Wellington, May 15 - Genetic engineering campaigners say a King Country farm recently sold for over $3 million after being used for genetic engineering experiments should be monitored for the next 15 years.
Featherston woman Claire Bleakley, a farmer who has argued against GE experiments outside laboratories, said last night she expected to file a legal action next week over the farm at Whakamaru, 37km southwest of Tokoroa, and its proposed ``sign-off'' by regulatory agencies.
She has raised questions over the failure of a regulatory watchdog, the Environmental Risk Management Authority (Erma), to require monitoring of the property for survival and transmission of altered DNA from over 3000 GE sheep slaughtered on the property, or for the transmission of other organisms, such as prions which cause the disease scrapie.

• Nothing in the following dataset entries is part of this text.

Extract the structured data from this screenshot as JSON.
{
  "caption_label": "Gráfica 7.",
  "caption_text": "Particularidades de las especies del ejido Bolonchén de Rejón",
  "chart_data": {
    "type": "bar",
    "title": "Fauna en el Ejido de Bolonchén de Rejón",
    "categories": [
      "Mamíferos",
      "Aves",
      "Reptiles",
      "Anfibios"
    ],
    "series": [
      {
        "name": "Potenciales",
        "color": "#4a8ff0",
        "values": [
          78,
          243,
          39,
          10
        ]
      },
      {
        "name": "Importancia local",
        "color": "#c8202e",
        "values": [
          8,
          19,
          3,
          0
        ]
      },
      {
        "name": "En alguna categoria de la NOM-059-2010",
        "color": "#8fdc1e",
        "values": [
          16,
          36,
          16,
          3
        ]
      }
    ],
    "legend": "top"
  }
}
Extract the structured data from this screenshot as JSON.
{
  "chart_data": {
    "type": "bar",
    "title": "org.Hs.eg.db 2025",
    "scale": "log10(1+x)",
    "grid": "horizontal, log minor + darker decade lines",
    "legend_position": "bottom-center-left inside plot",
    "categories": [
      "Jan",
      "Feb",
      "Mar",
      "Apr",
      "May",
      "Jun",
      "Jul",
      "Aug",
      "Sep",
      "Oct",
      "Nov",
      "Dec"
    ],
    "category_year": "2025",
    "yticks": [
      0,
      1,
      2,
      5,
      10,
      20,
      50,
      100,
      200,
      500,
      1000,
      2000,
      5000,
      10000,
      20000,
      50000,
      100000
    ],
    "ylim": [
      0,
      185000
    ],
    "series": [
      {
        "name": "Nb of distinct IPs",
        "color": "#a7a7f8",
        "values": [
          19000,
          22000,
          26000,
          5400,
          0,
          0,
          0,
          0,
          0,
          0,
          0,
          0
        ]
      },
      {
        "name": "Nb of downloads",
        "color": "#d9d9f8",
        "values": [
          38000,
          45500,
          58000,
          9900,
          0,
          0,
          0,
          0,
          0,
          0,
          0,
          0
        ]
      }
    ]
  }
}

``We've got the paper trail now to take it to court,'' she said. ``We have tried every means possible to make them consider the correct process''. ``They haven't considered it properly''.
Erma has admitted there is no monitoring at the Whakamaru farm, and that there were no recommendations in place for on-site monitoring following the destruction of all genetic material. Mrs Bleakely said Erma executives told her: ``The site is no longer a registered containment facility and there are no requirements for on-site monitoring''.

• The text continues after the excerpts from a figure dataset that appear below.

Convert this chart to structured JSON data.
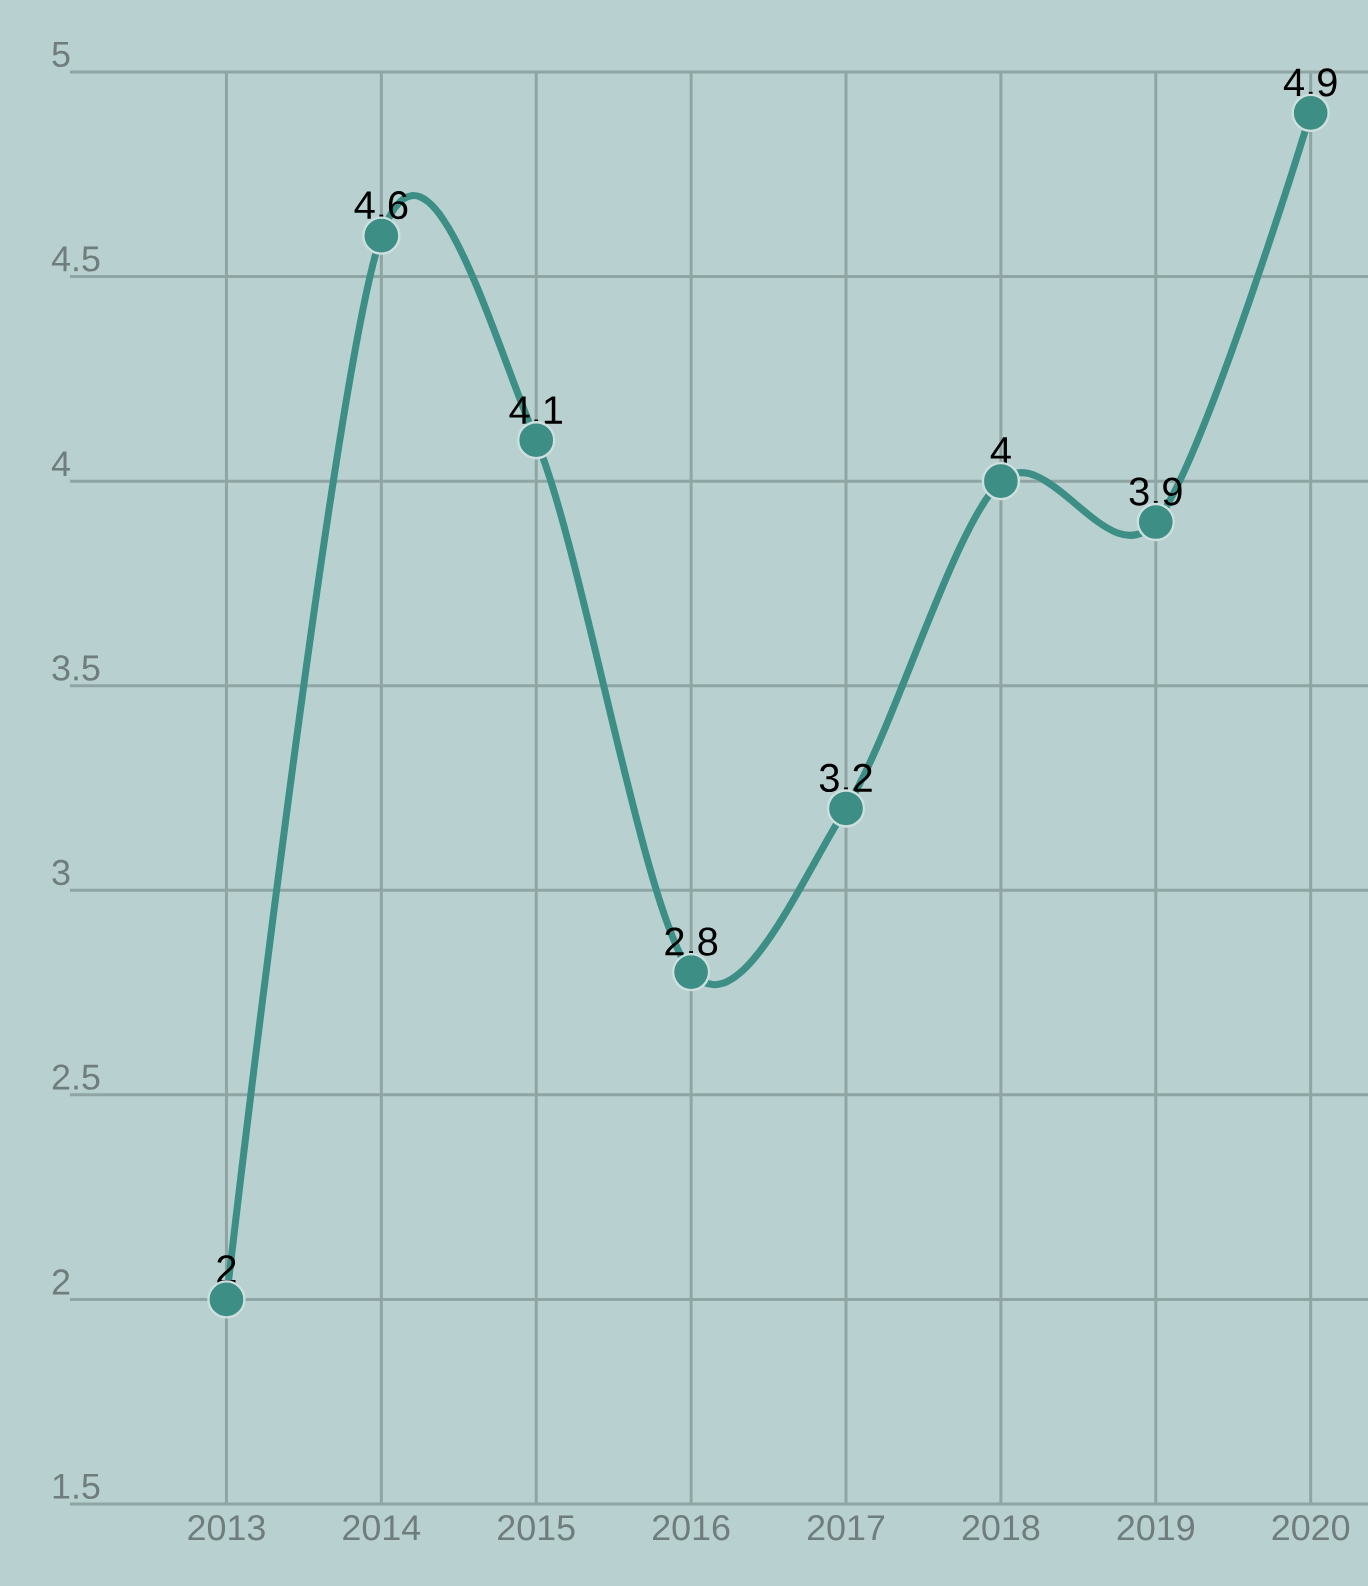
{
  "chart_data": {
    "type": "line",
    "categories": [
      "2013",
      "2014",
      "2015",
      "2016",
      "2017",
      "2018",
      "2019",
      "2020"
    ],
    "values": [
      2,
      4.6,
      4.1,
      2.8,
      3.2,
      4,
      3.9,
      4.9
    ],
    "color": "#3d8f86",
    "ylim": [
      1.5,
      5
    ],
    "yticks": [
      1.5,
      2,
      2.5,
      3,
      3.5,
      4,
      4.5,
      5
    ],
    "grid": true,
    "marker": "circle",
    "data_labels": true
  }
}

Failed biotech entrepreneur PPL Therapeutics used semen from transgenic rams at East Mains in Scotland on 100 New Zealand ewes at Whakamaru to create its foundation GE flock. The animals were required to be kept in quarantine for five years because of the potential for the semen to have come from rams carrying scrapie.
PPL had 147 transgenic animals in March 1999, when it received Erma approval to breed up to 10,000 sheep as a commercial flock on two farms.

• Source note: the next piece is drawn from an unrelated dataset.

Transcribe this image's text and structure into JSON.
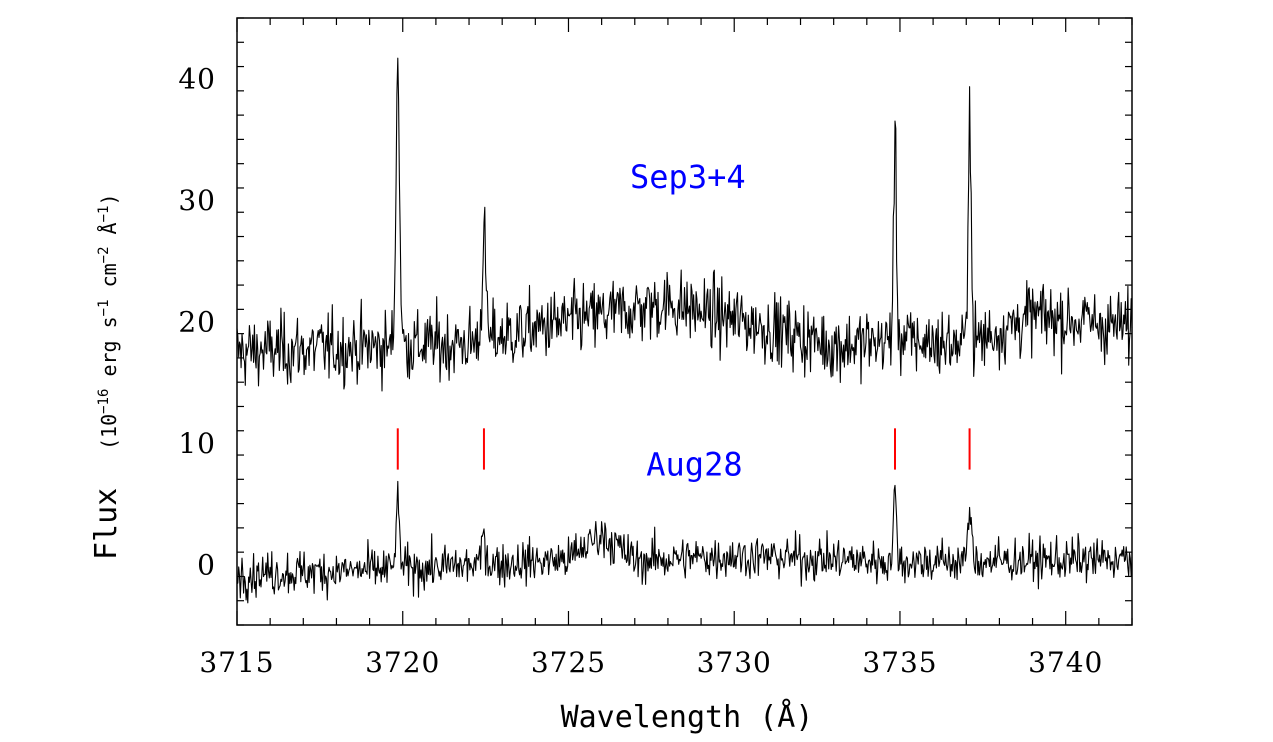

When the PPL bubble burst last June, it had 17 New Zealand employees -- nine farmhands and eight administrative staff, and a 170ha farm.
Former prime minister Jim Bolger -- who chairs a policy ``think tank'' involved in biotechnology -- recently said that by the time its fortunes collapsed in June last year, PPL had bred over 3500 transgenic sheep. They were engineered with copies of DNA from a Danish woman to produce a human protein with potential to be used in medical research. PPL had planned to produce human alpha-1-antitrypsin (AAT) from the sheep milk
At June 22 last year it had 4186 sheep, including 2482 known to be transgenic, plus 581 unconfirmed transgenic, animals. The last of those was slaughtered on the farm in March of this year, at the time Ministry of Agriculture and Forestry staff made their last check on the farm.
Shortly after that visit, PPL announced it was selling the farm $3.15 million to Whakamaru Farms Ltd, a company incorporated on March 18.
The original Erma approval of the project required all biological matter to be destroyed at the end of the research project, and Mr Bolger has criticised this constrain for preventing any of the tissues, embryos, semen or vital organs to be stored for further research purposes.
But Mrs Bleakley, a strong critic of farming GE livestock, has questioned whether some traces of the engineered sheep may remain, such as in altered DNA from the animals or their ashes which has been taken up by soil organisms, or in the infective prions which transmit scrapie.
She does not think Erma and its enforcement agency, the Ministry for Agriculture and Forestry, should be allowed to sign-off on the farm, effectively declaring it to be free of harmful organisms.
All the GE sheep on the farm were incinerated and the ``normal'' animals killed and buried on the property.
She was also worried that infective prions -- difficult to destroy completely in incinerators -- might persist. New Zealand is scrapie-free and farmers expressed concern at the time about the potential for infection.